Climate change is often associated with increasing global temperatures but ironic as it may seem, a phenomenon caused by global warming appears to also increase the odds of colder winters in Eurasia.
Findings of a new research conducted by climate scientists from Japan suggest that the melting of the Arctic sea ice, which is attributed to the warming climate, can have an impact on the global circulation of air current which could lead to colder winters in Europe and Asia.
In the new study, which was published in journal Nature Geoscience on Oct. 26, Masato Mori, from the Atmosphere and Ocean Research Institute of the University of Tokyo in Japan, and colleagues looked at the possible association between the decline of the Arctic sea ice and the extreme weather in the Northern Hemisphere.
By running computer model simulations to determine what happens given actual sea ice measurements that were made since 2004, the researchers found that the melting of the sea ice in Barents and Kara Seas has doubled the odds of snowier and colder winters in Eurasia since 2004. The Barents-Kara Sea, located off the east-northeast of Norway and Russia, has significantly declined over the past 30 years.
"We use a 100-member ensemble of simulations with an atmospheric general circulation model driven by observation-based sea-ice concentration anomalies to show that as a result of sea-ice reduction in the Barents-Kara Sea, the probability of severe winters has more than doubled in central Eurasia," the researchers wrote. "Sea-ice decline leads to more frequent Eurasian blocking situations, which in turn favour cold-air advection to Eurasia and hence severe winters."

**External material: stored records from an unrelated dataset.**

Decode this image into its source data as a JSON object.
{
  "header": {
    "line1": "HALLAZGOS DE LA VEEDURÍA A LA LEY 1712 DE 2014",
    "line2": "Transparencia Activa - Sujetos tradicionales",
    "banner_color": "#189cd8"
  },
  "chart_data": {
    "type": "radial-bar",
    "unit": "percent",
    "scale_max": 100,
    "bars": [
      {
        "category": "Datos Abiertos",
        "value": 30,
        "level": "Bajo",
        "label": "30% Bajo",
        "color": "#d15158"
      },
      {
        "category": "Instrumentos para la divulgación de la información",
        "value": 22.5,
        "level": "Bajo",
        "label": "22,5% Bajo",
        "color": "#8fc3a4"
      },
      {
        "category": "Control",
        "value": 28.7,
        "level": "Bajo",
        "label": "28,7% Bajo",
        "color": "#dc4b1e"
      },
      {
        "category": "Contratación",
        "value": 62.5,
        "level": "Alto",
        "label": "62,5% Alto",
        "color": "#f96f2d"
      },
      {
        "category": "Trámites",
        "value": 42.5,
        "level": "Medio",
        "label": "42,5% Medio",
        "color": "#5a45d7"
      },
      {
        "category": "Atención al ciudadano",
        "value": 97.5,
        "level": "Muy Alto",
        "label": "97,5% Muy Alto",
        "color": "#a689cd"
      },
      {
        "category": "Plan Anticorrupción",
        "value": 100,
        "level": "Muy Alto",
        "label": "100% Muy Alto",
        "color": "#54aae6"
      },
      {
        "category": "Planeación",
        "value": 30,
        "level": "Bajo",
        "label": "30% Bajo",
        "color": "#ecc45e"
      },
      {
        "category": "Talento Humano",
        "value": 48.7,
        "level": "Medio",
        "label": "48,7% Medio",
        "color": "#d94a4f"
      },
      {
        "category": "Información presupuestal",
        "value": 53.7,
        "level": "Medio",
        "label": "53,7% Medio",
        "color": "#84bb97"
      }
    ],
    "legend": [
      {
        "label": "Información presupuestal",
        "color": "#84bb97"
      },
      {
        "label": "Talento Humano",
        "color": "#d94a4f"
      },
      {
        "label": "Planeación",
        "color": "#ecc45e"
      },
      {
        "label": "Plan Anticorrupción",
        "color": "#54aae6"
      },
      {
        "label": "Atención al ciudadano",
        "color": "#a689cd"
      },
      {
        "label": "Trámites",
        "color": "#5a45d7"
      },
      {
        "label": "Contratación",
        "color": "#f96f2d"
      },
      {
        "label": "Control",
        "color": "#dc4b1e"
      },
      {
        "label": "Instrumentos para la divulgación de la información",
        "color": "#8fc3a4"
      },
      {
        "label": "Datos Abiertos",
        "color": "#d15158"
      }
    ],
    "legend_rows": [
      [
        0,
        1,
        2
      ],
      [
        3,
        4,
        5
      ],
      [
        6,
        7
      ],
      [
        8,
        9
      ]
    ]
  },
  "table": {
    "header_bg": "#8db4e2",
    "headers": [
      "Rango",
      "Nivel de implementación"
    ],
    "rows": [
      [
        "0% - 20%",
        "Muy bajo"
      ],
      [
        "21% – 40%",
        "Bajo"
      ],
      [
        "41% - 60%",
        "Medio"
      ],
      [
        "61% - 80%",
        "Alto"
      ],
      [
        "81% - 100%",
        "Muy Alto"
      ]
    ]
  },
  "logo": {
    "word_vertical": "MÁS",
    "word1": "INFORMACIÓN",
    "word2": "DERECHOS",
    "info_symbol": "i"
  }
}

Colin Summerhayes, from the Scott Polar Research Institute in the UK, said that the counterintuitive effect of climate change that caused the decline of sea ice could get people into thinking that global warming has ended but it has not. The Arctic is in fact warming fast.
Experts have also warned for a long time that global warming does not just involve the gradual increase in global temperatures. The phenomenon is also believed to be driving more frequent occurrence of extreme weather events.
"Annual average global temperatures continue to rise, but the distribution of temperature through the year is giving us more extremes," University of Cambridge professor Peter Wadhams said. "As ice continues to retreat, we can expect these weather extremes to continue to occur and maybe worsen."